HE SPOKE OF A GOOD LIFE.

Author: Matthew P. Blanchard, INQUIRER SUBURBAN STAFF

Thomas Cusick's eldest adopted son spoke out in defense of his father yesterday, just hours after Cusick took his own life in a New Jersey motel.

Standing outside Cusick's Falls Township apartment building, Bobby Cusick, 26, contended that the charges against his father had been invented by his estranged brother, who was serving a prison term at the time. Bobby Cusick, the first of Cusick's children to agree to be interviewed, said he would have testified in his father's defense.

Sometimes in tears, Cusick insisted that the allegations of sexual abuse that drove his father to suicide were completely false. He spoke of a normal childhood with a man who had rescued him from a life of squalor and malnutrition with his birth mother.

He said he never dreamed his father might take his own life.

"My dad was the best kind of father a kid could ever hope for," Cusick said. "He never put himself ahead of anyone. His kids meant the world to him. He would do anything for his kids."

Cusick said he had been living in an abandoned building with his birth mother when Thomas Cusick adopted him at age 6.

"Upon arriving at my father's house, I probably weighed 40 pounds," he said. "Now I'm a healthy, 230-pound man. I am the man I am today because of my father."

Before he was charged with child sexual abuse, Thomas Cusick had adopted or was in the process of adopting 28 children, most from the New York area. He raised them with the help of Donna Robertson, his common-law wife of about 16 years.

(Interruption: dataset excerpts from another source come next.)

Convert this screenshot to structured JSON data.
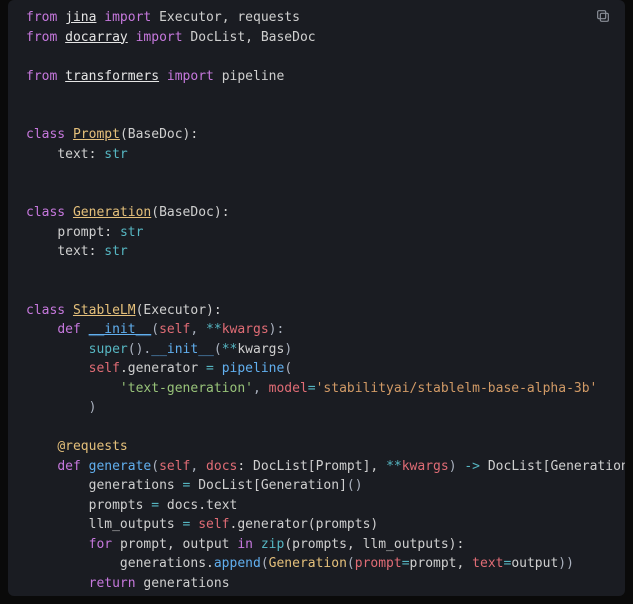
{
  "lines": {
    "l1_from": "from ",
    "l1_mod": "jina",
    "l1_imp": " import ",
    "l1_sym": "Executor, requests",
    "l2_from": "from ",
    "l2_mod": "docarray",
    "l2_imp": " import ",
    "l2_sym": "DocList, BaseDoc",
    "l3_from": "from ",
    "l3_mod": "transformers",
    "l3_imp": " import ",
    "l3_sym": "pipeline",
    "l4_class": "class ",
    "l4_name": "Prompt",
    "l4_rest": "(BaseDoc):",
    "l5_ind": "    ",
    "l5_field": "text: ",
    "l5_type": "str",
    "l6_class": "class ",
    "l6_name": "Generation",
    "l6_rest": "(BaseDoc):",
    "l7_ind": "    ",
    "l7_field": "prompt: ",
    "l7_type": "str",
    "l8_ind": "    ",
    "l8_field": "text: ",
    "l8_type": "str",
    "l9_class": "class ",
    "l9_name": "StableLM",
    "l9_rest": "(Executor):",
    "l10_ind": "    ",
    "l10_def": "def ",
    "l10_fn": "__init__",
    "l10_p": "(",
    "l10_self": "self",
    "l10_c": ", ",
    "l10_star": "**",
    "l10_kwargs": "kwargs",
    "l10_end": "):",
    "l11_ind": "        ",
    "l11_super": "super",
    "l11_p1": "().",
    "l11_init": "__init__",
    "l11_p2": "(",
    "l11_star": "**",
    "l11_kwargs": "kwargs",
    "l11_end": ")",
    "l12_ind": "        ",
    "l12_self": "self",
    "l12_dot": ".generator ",
    "l12_eq": "= ",
    "l12_fn": "pipeline",
    "l12_p": "(",
    "l13_ind": "            ",
    "l13_str": "'text-generation'",
    "l13_c": ", ",
    "l13_model": "model",
    "l13_eq": "=",
    "l13_mstr": "'stabilityai/stablelm-base-alpha-3b'",
    "l14_ind": "        ",
    "l14_p": ")",
    "l15_ind": "    ",
    "l15_dec": "@requests",
    "l16_ind": "    ",
    "l16_def": "def ",
    "l16_fn": "generate",
    "l16_p1": "(",
    "l16_self": "self",
    "l16_c1": ", ",
    "l16_docs": "docs",
    "l16_colon": ": DocList[Prompt], ",
    "l16_star": "**",
    "l16_kwargs": "kwargs",
    "l16_p2": ") ",
    "l16_arrow": "-> ",
    "l16_ret": "DocList[Generation]:",
    "l17_ind": "        ",
    "l17_var": "generations ",
    "l17_eq": "= ",
    "l17_expr1": "DocList[Generation]",
    "l17_call": "()",
    "l18_ind": "        ",
    "l18_var": "prompts ",
    "l18_eq": "= ",
    "l18_expr": "docs.text",
    "l19_ind": "        ",
    "l19_var": "llm_outputs ",
    "l19_eq": "= ",
    "l19_self": "self",
    "l19_rest": ".generator(prompts)",
    "l20_ind": "        ",
    "l20_for": "for ",
    "l20_vars": "prompt, output ",
    "l20_in": "in ",
    "l20_zip": "zip",
    "l20_args": "(prompts, llm_outputs):",
    "l21_ind": "            ",
    "l21_a": "generations.",
    "l21_append": "append",
    "l21_p1": "(",
    "l21_gen": "Generation",
    "l21_p2": "(",
    "l21_k1": "prompt",
    "l21_eq1": "=",
    "l21_v1": "prompt, ",
    "l21_k2": "text",
    "l21_eq2": "=",
    "l21_v2": "output",
    "l21_end": "))",
    "l22_ind": "        ",
    "l22_ret": "return ",
    "l22_var": "generations"
  },
  "icons": {
    "copy": "copy-icon"
  }
}
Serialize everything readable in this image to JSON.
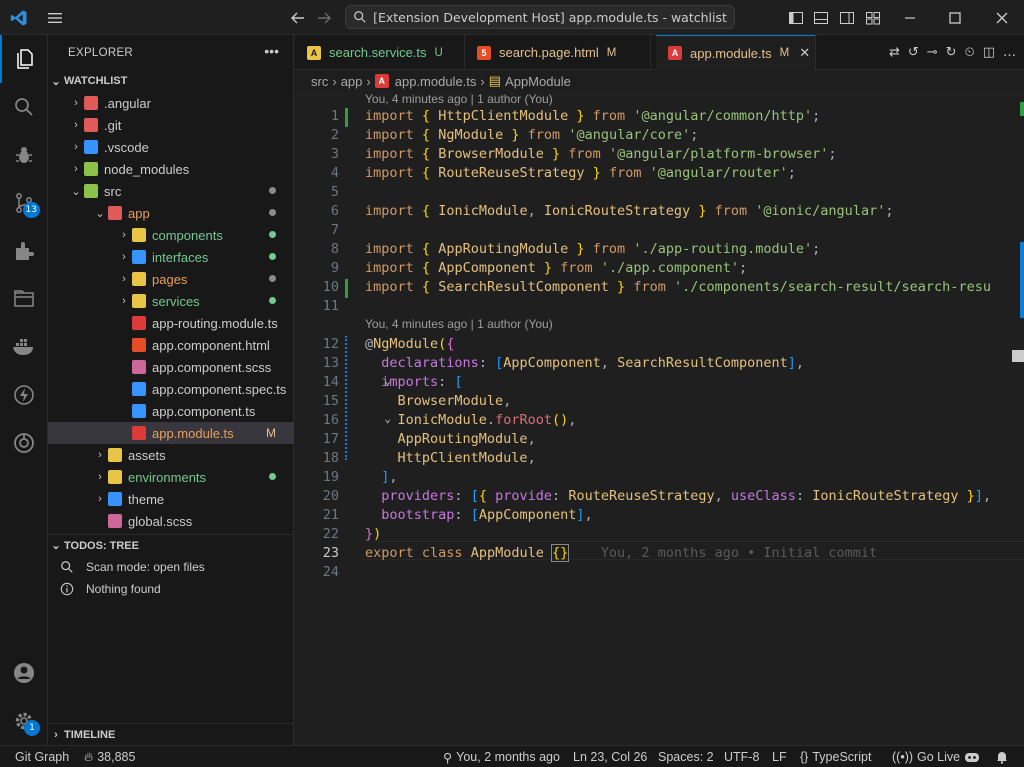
{
  "titlebar": {
    "search_text": "[Extension Development Host] app.module.ts - watchlist"
  },
  "activity": {
    "source_control_badge": "13",
    "settings_badge": "1"
  },
  "explorer": {
    "header": "EXPLORER",
    "more": "•••",
    "root": "WATCHLIST",
    "items": [
      {
        "label": ".angular",
        "color": "#cccccc"
      },
      {
        "label": ".git",
        "color": "#cccccc"
      },
      {
        "label": ".vscode",
        "color": "#cccccc"
      },
      {
        "label": "node_modules",
        "color": "#cccccc"
      },
      {
        "label": "src",
        "color": "#cccccc"
      },
      {
        "label": "app",
        "color": "#e8a05c"
      },
      {
        "label": "components",
        "color": "#73c991"
      },
      {
        "label": "interfaces",
        "color": "#73c991"
      },
      {
        "label": "pages",
        "color": "#e8a05c"
      },
      {
        "label": "services",
        "color": "#73c991"
      },
      {
        "label": "app-routing.module.ts",
        "color": "#cccccc"
      },
      {
        "label": "app.component.html",
        "color": "#cccccc"
      },
      {
        "label": "app.component.scss",
        "color": "#cccccc"
      },
      {
        "label": "app.component.spec.ts",
        "color": "#cccccc"
      },
      {
        "label": "app.component.ts",
        "color": "#cccccc"
      },
      {
        "label": "app.module.ts",
        "color": "#e8a05c"
      },
      {
        "label": "assets",
        "color": "#cccccc"
      },
      {
        "label": "environments",
        "color": "#73c991"
      },
      {
        "label": "theme",
        "color": "#cccccc"
      },
      {
        "label": "global.scss",
        "color": "#cccccc"
      }
    ],
    "modified_marker": "M"
  },
  "todos": {
    "header": "TODOS: TREE",
    "scan_mode": "Scan mode: open files",
    "nothing": "Nothing found"
  },
  "timeline": {
    "header": "TIMELINE"
  },
  "tabs": [
    {
      "label": "search.service.ts",
      "status": "U",
      "status_color": "#73c991",
      "label_color": "#73c991"
    },
    {
      "label": "search.page.html",
      "status": "M",
      "status_color": "#e2c08d",
      "label_color": "#e2c08d"
    },
    {
      "label": "app.module.ts",
      "status": "M",
      "status_color": "#e2c08d",
      "label_color": "#e2c08d"
    }
  ],
  "breadcrumb": {
    "parts": [
      "src",
      "app",
      "app.module.ts",
      "AppModule"
    ]
  },
  "editor": {
    "codelens_1": "You, 4 minutes ago | 1 author (You)",
    "codelens_2": "You, 4 minutes ago | 1 author (You)",
    "blame": "You, 2 months ago • Initial commit",
    "line_numbers": [
      "1",
      "2",
      "3",
      "4",
      "5",
      "6",
      "7",
      "8",
      "9",
      "10",
      "11",
      "12",
      "13",
      "14",
      "15",
      "16",
      "17",
      "18",
      "19",
      "20",
      "21",
      "22",
      "23",
      "24"
    ]
  },
  "statusbar": {
    "git_graph": "Git Graph",
    "fire_count": "38,885",
    "blame": "You, 2 months ago",
    "position": "Ln 23, Col 26",
    "spaces": "Spaces: 2",
    "encoding": "UTF-8",
    "eol": "LF",
    "language": "TypeScript",
    "go_live": "Go Live"
  }
}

"We were a very tight family," Bobby Cusick said. "The things about [Robertson] being a live-in maid are false. The kids in this house call her 'Mom,' and she's a mother to us all."

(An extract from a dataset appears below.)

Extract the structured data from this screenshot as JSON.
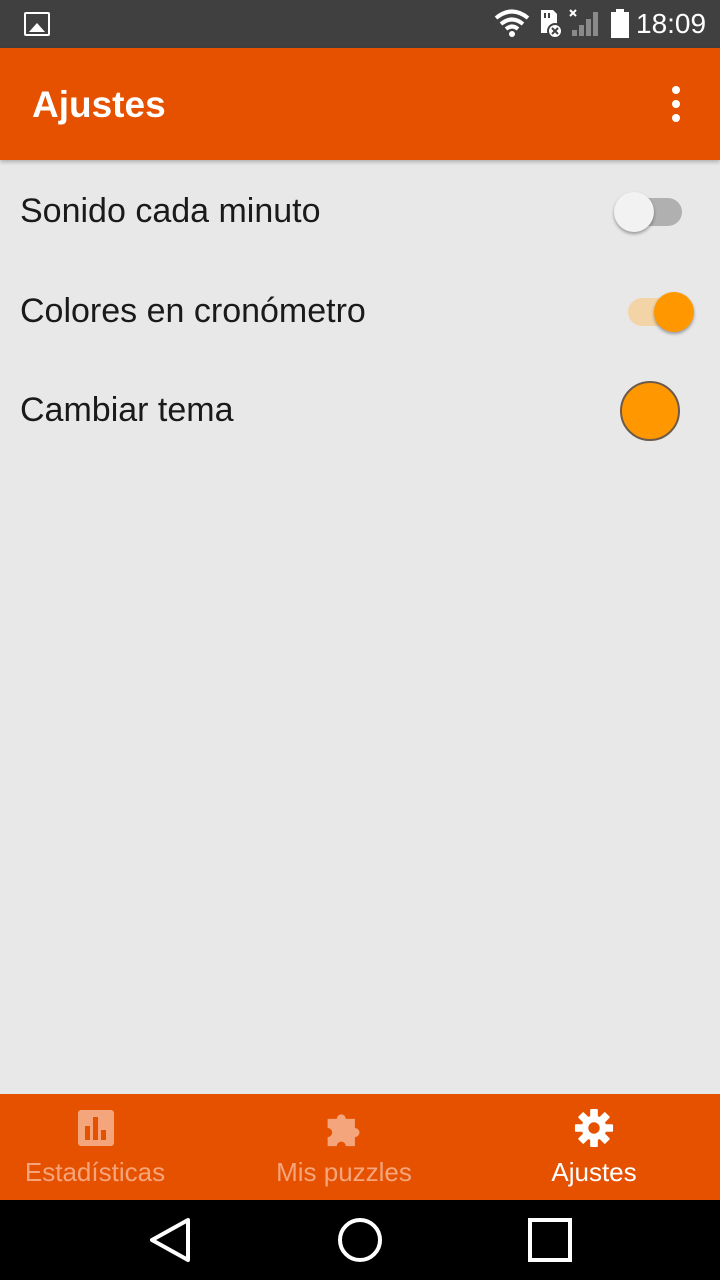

Yesterday, four friends of the family stood guard outside Cusick's apartment, in a leafy suburban apartment complex in Falls Township, Bucks County. They said they had driven from Staten Island that morning after learning of Cusick's death the night before.

About 2:50 p.m., Robertson and four family members came out of the apartment building. Two of Cusick's sons briefly embraced before the group drove off in a white Chevrolet Blazer.

Bobby Cusick said the family members last saw their father at a gathering on Saturday and Sunday and tried not to let the pending court proceedings affect their fun.

"He was extremely happy that his sons were with him," he said. "He was extremely happy that he was able to spend the time he had with us.

"He was in an excellent mood. We were all looking forward to the day our name was cleared."

Bobby Cusick said several of his siblings were ready to testify on behalf of their father.

"I would have told the court that everything that has been stated has been lies," he said. "The only thing my father was guilty of was loving his children too much."